Fishing for largemouth bass has been good in all areas of the state; cooling water temperatures have the bass on the prowl for baitfish and crawfish that are moving towards deeper cover as grass beds diminish and shallow areas cool down. Fish the transition zones near drop offs with drop shot rigged Senkos, tubes, jigs and crankbaits; slow and close to the bottom. Smallmouth bass fishing in reservoirs such as Prettyboy has been excellent also and crawfish imitations are the bait of choice. John Mullican sent in this beautiful picture of a Monocacy smallmouth bass.
Ocean City area fishermen will be focusing on the good tautog fishing at the inlet area this week and the top of ebb tide is the time to be there. More and more striped bass are being caught at night; casting bucktails, swim shads and swimming plugs have been effective. Drifting live eels and spot are an excellent choice also. Surf fishermen are seeing the fishing for striped bass improving as the fall migration moves through the area. Surf conditions have been rough at times so check conditions before you make the drive. This old picture was found recently in an old file cabinet here at the Fisheries Service and I thought it was worth sharing. Fishermen are vigilant and hopeful as ever but check out those vintage vehicles. This picture shows the beach at either Assateague or Ocean City, probably in the late fifties.
The boats that are venturing outside the Ocean City Inlet are finding excellent fishing for striped bass and large bluefish around the shoal areas off the beaches such as Fenwick, Isle of Wight and Gull Shoals. Most boats are trolling a mix of parachutes, bucktails, spoons and Stretch crankbaits.
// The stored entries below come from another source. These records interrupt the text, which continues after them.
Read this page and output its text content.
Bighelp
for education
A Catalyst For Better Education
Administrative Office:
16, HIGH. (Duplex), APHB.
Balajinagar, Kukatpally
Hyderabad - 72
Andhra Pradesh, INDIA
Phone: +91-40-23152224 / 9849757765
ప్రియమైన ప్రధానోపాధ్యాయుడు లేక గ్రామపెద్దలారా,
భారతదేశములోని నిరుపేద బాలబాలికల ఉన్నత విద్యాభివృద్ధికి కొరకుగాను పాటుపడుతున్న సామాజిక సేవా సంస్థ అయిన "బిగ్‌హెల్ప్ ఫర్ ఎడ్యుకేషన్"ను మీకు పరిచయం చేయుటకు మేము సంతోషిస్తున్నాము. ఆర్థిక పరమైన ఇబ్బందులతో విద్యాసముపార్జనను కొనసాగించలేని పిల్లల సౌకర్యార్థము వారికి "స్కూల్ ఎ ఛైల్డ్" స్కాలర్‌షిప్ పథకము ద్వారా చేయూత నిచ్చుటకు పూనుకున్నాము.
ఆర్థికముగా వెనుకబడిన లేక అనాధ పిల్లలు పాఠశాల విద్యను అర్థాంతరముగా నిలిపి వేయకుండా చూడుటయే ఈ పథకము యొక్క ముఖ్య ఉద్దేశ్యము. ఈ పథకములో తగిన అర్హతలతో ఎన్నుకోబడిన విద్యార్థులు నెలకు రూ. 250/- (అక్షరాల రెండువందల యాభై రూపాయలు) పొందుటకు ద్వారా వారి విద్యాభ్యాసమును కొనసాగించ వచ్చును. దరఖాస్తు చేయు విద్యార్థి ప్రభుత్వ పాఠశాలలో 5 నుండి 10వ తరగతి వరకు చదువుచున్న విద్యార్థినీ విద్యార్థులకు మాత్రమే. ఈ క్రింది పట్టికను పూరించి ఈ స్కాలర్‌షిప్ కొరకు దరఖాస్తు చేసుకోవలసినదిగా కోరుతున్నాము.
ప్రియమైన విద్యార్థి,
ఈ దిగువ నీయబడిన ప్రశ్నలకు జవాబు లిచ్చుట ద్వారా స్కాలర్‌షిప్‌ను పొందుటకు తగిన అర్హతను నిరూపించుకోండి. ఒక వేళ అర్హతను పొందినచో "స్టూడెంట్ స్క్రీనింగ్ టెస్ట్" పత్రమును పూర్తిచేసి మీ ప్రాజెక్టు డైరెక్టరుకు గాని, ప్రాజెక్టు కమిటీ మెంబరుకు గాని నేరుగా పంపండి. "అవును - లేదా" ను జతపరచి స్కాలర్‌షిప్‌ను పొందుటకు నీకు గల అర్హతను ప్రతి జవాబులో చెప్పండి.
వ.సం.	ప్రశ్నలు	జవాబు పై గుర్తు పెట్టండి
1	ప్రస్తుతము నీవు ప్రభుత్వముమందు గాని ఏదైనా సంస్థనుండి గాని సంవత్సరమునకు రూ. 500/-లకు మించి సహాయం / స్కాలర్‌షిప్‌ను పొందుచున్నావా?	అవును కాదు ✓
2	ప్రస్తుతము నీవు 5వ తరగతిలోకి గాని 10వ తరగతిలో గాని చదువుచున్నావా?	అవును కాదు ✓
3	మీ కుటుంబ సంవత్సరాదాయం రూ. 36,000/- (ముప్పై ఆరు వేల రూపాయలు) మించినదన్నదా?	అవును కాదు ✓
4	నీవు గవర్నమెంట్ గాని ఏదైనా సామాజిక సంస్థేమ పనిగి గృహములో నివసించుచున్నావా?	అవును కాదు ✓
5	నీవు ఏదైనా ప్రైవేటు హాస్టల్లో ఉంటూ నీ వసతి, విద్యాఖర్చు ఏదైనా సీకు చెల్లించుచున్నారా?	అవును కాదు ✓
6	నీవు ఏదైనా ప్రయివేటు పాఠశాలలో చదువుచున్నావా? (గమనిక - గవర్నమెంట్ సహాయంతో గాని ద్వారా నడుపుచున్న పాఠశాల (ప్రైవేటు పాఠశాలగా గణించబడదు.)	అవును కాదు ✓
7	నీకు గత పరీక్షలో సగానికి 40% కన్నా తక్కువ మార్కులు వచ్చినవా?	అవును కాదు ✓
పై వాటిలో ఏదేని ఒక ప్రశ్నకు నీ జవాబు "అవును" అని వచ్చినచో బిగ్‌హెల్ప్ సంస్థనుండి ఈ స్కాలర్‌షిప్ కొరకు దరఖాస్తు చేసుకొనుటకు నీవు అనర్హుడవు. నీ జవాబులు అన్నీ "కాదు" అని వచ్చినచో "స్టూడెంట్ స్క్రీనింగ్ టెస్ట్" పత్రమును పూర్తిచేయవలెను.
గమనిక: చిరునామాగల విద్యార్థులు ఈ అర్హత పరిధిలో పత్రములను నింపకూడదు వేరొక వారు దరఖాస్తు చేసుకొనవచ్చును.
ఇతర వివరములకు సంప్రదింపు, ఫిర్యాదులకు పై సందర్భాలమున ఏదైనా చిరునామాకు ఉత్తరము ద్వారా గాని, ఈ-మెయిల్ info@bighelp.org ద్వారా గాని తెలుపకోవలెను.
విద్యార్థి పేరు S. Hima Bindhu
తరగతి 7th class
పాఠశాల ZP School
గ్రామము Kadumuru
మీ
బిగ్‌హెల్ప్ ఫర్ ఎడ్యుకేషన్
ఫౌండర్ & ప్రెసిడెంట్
Sea bass fishing has been good with most fishermen being able to put double digit or limit catches together. Tautog fishing has also been very good on most of the inshore wreck and reef sites.
What I'm trying to do is tell you how nice it was in the fall, in late October and early November, when the big blues ran close to shore to fed off minnows and the sand fleas. Looking back, I can't think of any real big fish we caught or any lives we saved, or anything poetic or fancy. I do remember an infection I caught- that is the feeling of wonderful contentment a man can have on a lonesome beach that is chilling itself up for winter, sort of practice-swinging to get ready for the bitter cold that's coming.